L’enquête sur la disparition de l’imam marocain né en France, Hassan Iquioussen, serait en train de patiner «en raison notamment d’une coopération au point mort» avec la Belgique, où la justice française suppose qu’il se trouve.




«Il y a trois semaines, le Conseil d’Etat validait la mesure d’expulsion du prédicateur. Mais, depuis, aucune trace de l’imam qui s’est volatilisé, sans doute en Belgique, d’après le ministère de l’Intérieur.

Une enquête et des recherches sont en cours», mais «l’affaire piétine», selon des informations obtenues par RMC / BFM TV.

Sous le coup d’un mandat d’arrêt européen, l’imam marocain Hassan Iquioussen reste en effet introuvable, tandis qu’à Bruxelles, le mandat «n’est toujours pas exécuté, parce que l’infraction reprochée au prédicateur n’existe pas en Belgique», révèle encore le média français, soulignant que l’activation du mandat «est une condition obligatoire» pour déclencher l’arrestation, si l’homme se trouve effectivement dans le pays, comme le suppose la partie française.




En France, l’imam marocain Hassan Iquioussen est dans le viseur, à la suite de polémiques sur des propos antisémites et misogynes remontant à 2003, mais pour lesquels il n’a jamais fait l’objet ni d’une plainte, ni d’une condamnation.

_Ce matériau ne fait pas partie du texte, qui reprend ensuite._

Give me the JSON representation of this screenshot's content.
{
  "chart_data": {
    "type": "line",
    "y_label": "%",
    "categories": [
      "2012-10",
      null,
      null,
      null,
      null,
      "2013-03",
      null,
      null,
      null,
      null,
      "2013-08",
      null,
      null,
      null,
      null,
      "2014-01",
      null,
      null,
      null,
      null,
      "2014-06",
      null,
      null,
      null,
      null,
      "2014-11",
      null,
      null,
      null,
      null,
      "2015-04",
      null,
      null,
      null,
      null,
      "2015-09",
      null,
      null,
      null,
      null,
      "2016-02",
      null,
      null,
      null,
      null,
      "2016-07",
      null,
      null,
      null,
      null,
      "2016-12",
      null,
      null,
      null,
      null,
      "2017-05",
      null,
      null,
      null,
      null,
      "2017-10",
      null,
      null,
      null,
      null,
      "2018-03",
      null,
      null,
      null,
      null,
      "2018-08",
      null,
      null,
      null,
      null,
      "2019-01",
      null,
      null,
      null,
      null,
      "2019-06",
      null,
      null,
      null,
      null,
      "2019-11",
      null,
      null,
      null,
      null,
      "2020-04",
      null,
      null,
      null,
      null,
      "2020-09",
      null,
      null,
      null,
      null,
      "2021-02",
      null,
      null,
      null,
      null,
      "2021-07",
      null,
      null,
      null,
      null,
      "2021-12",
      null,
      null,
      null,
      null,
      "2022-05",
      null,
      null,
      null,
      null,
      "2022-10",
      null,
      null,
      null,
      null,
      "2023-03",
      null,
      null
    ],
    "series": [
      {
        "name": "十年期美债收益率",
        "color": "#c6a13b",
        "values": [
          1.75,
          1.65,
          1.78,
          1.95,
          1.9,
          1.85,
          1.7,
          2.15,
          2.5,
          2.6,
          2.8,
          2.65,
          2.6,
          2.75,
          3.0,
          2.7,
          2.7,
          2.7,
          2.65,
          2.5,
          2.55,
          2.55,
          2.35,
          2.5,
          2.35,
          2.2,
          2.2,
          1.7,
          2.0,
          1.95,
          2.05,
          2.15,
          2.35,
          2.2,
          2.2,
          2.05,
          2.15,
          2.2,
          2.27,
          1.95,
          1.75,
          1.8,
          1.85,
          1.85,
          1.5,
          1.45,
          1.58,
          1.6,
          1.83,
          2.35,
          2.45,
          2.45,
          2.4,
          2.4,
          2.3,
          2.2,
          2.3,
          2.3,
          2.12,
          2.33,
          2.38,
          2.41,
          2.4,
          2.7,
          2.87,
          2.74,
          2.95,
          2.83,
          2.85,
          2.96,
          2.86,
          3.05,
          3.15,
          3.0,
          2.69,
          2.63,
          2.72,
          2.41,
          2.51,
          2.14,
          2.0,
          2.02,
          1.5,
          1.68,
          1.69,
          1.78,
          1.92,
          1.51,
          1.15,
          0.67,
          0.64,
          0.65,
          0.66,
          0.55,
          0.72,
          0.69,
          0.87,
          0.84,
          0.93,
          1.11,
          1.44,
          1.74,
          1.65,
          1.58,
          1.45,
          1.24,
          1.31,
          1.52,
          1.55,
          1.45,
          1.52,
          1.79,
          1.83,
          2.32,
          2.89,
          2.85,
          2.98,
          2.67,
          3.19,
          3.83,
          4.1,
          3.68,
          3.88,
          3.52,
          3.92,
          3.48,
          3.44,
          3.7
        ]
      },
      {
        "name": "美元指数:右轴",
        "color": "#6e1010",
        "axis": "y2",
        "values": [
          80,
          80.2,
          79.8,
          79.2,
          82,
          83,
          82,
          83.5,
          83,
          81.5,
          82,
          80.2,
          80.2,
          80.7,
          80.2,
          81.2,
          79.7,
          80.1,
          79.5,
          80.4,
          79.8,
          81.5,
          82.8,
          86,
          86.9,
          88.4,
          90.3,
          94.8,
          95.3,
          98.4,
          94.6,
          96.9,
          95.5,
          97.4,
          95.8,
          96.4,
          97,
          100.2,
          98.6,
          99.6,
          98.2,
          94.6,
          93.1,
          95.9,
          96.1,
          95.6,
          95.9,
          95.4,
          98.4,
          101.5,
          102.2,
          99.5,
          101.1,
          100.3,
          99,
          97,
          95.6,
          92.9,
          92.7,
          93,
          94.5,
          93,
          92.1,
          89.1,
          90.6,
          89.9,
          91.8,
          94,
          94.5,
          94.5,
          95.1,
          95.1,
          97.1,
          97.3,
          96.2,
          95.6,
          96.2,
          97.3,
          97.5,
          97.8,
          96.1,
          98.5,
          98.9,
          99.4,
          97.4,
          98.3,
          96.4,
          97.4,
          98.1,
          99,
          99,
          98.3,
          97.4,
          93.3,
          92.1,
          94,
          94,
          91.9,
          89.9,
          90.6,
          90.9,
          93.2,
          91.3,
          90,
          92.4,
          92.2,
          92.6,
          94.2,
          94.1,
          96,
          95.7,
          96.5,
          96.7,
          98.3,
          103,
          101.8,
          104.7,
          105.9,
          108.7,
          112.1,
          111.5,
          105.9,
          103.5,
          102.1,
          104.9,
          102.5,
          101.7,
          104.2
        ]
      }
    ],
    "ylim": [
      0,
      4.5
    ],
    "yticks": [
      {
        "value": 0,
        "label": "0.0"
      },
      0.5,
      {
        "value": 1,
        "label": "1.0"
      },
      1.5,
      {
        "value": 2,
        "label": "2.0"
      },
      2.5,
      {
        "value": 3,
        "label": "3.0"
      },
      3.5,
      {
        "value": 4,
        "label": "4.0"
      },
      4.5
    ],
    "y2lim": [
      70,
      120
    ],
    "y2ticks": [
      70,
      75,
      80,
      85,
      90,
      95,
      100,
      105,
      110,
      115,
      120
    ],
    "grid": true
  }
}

Or, «l’enquête a établi qu’il est parti plusieurs jours avant la décision» validée en Conseil d’État, souligne encore la même source.

Dans ce cas-là et contrairement à ce qu’a avancé le ministre français de l’Intérieur, Gérald Moussa Darmanin dans des déclarations aux médias, Iquioussen ne se serait pas soustrait à la mesure d’expulsion vers le Maroc, qui a été assortie à l’Obligation de quitter le territoire français.

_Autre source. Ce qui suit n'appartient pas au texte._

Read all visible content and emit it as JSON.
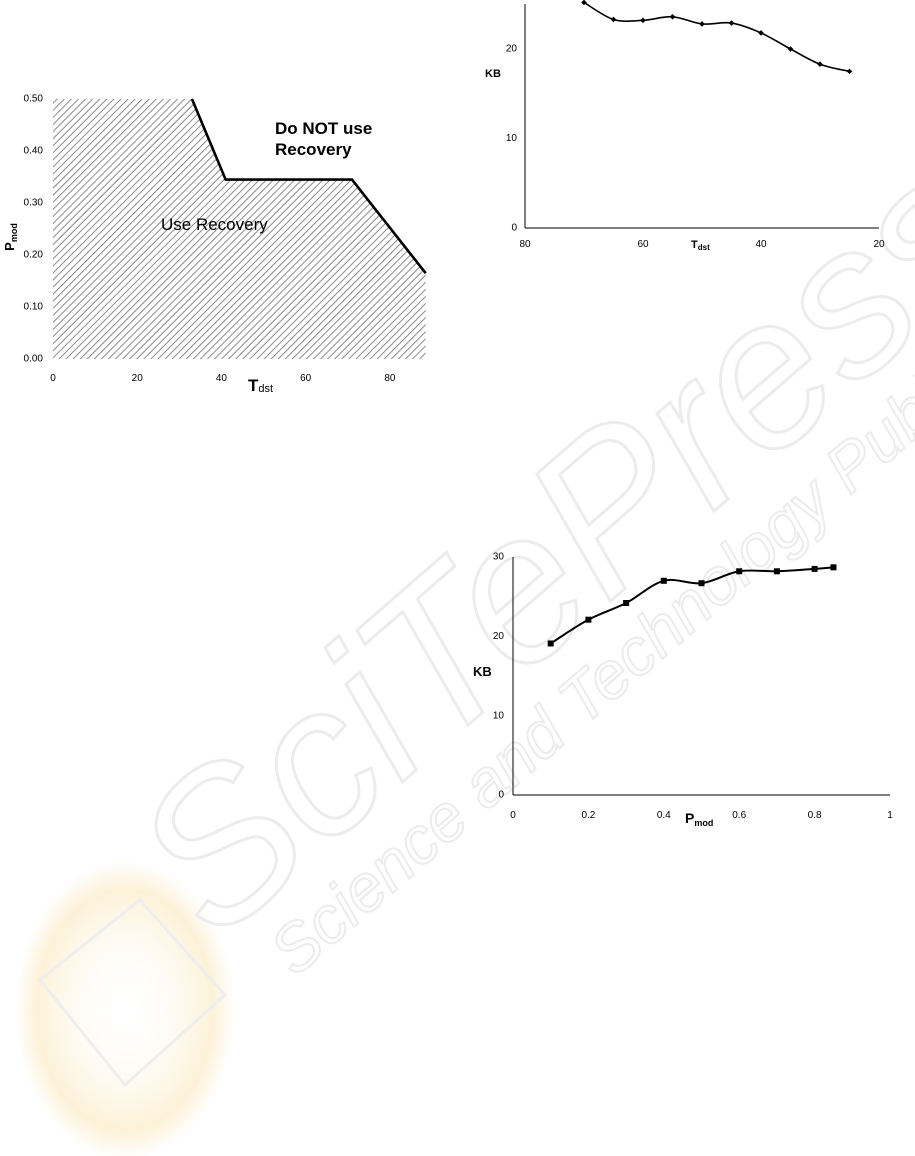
{
  "chart_data": [
    {
      "type": "area",
      "title": "",
      "xlabel": "T",
      "xlabel_sub": "dst",
      "ylabel": "P",
      "ylabel_sub": "mod",
      "xlim": [
        0,
        90
      ],
      "ylim": [
        0,
        0.5
      ],
      "x_ticks": [
        "0",
        "20",
        "40",
        "60",
        "80"
      ],
      "y_ticks": [
        "0.00",
        "0.10",
        "0.20",
        "0.30",
        "0.40",
        "0.50"
      ],
      "boundary": {
        "x": [
          33,
          41,
          71,
          90
        ],
        "y": [
          0.5,
          0.345,
          0.345,
          0.165
        ]
      },
      "region_labels": {
        "below": "Use Recovery",
        "above_line1": "Do NOT use",
        "above_line2": "Recovery"
      },
      "fill": "hatched",
      "grid": false
    },
    {
      "type": "line",
      "title": "",
      "xlabel": "T",
      "xlabel_sub": "dst",
      "ylabel": "KB",
      "xlim": [
        80,
        20
      ],
      "ylim": [
        0,
        25
      ],
      "x_ticks": [
        "80",
        "60",
        "40",
        "20"
      ],
      "y_ticks": [
        "0",
        "10",
        "20"
      ],
      "series": [
        {
          "marker": "diamond",
          "x": [
            70,
            65,
            60,
            55,
            50,
            45,
            40,
            35,
            30,
            25
          ],
          "y": [
            25.2,
            23.3,
            23.2,
            23.6,
            22.8,
            22.9,
            21.8,
            20.0,
            18.3,
            17.5
          ]
        }
      ],
      "grid": false
    },
    {
      "type": "line",
      "title": "",
      "xlabel": "P",
      "xlabel_sub": "mod",
      "ylabel": "KB",
      "xlim": [
        0,
        1
      ],
      "ylim": [
        0,
        30
      ],
      "x_ticks": [
        "0",
        "0.2",
        "0.4",
        "0.6",
        "0.8",
        "1"
      ],
      "y_ticks": [
        "0",
        "10",
        "20",
        "30"
      ],
      "series": [
        {
          "marker": "square",
          "x": [
            0.1,
            0.2,
            0.3,
            0.4,
            0.5,
            0.6,
            0.7,
            0.8,
            0.85
          ],
          "y": [
            19.1,
            22.1,
            24.2,
            27.0,
            26.7,
            28.2,
            28.2,
            28.5,
            28.7
          ]
        }
      ],
      "grid": false
    }
  ],
  "watermark": {
    "text_big": "SciTePress",
    "text_small": "Science and Technology Publications"
  },
  "colors": {
    "ink": "#000000",
    "watermark": "#e6e6e6",
    "logo_accent": "#fbe7b8"
  }
}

Il aurait simplement exécuté l’Obligation de quitter le territoire français de lui-même, comme le permet la loi.




Cet élément rendrait le mandat d’arrêt européen encore plus contestable, tel que soutenu précédemment par Me Lucie Simon, avocate de l’imam marocain.

En l’espèce, il est «difficile de le poursuivre pour s’être soustrait à une mesure qui n’était pas encore prise, sachant qu’au final, en fuyant à l’étranger, il s’est en quelque sorte expulsé de lui-même», expliquent RMC / BFM TV, sur la base d’informations selon lesquelles «tous les cas, même s’il venait à être arrêté, la France ne peut plus l’envoyer au Maroc», encore moins sans laisser-passer, suspendu depuis une décision initiale du tribunal administratif de rejeter l’expulsion.

En cas d’arrestation et s’il est bien livré aux autorités françaises, qui ont pourtant décidé de son expulsion définitive, «il faudrait alors l’assigner à résidence» en France, selon une hypothèse qui semble pour l’heure assez irréelle, du point de vue des pratiques de droit.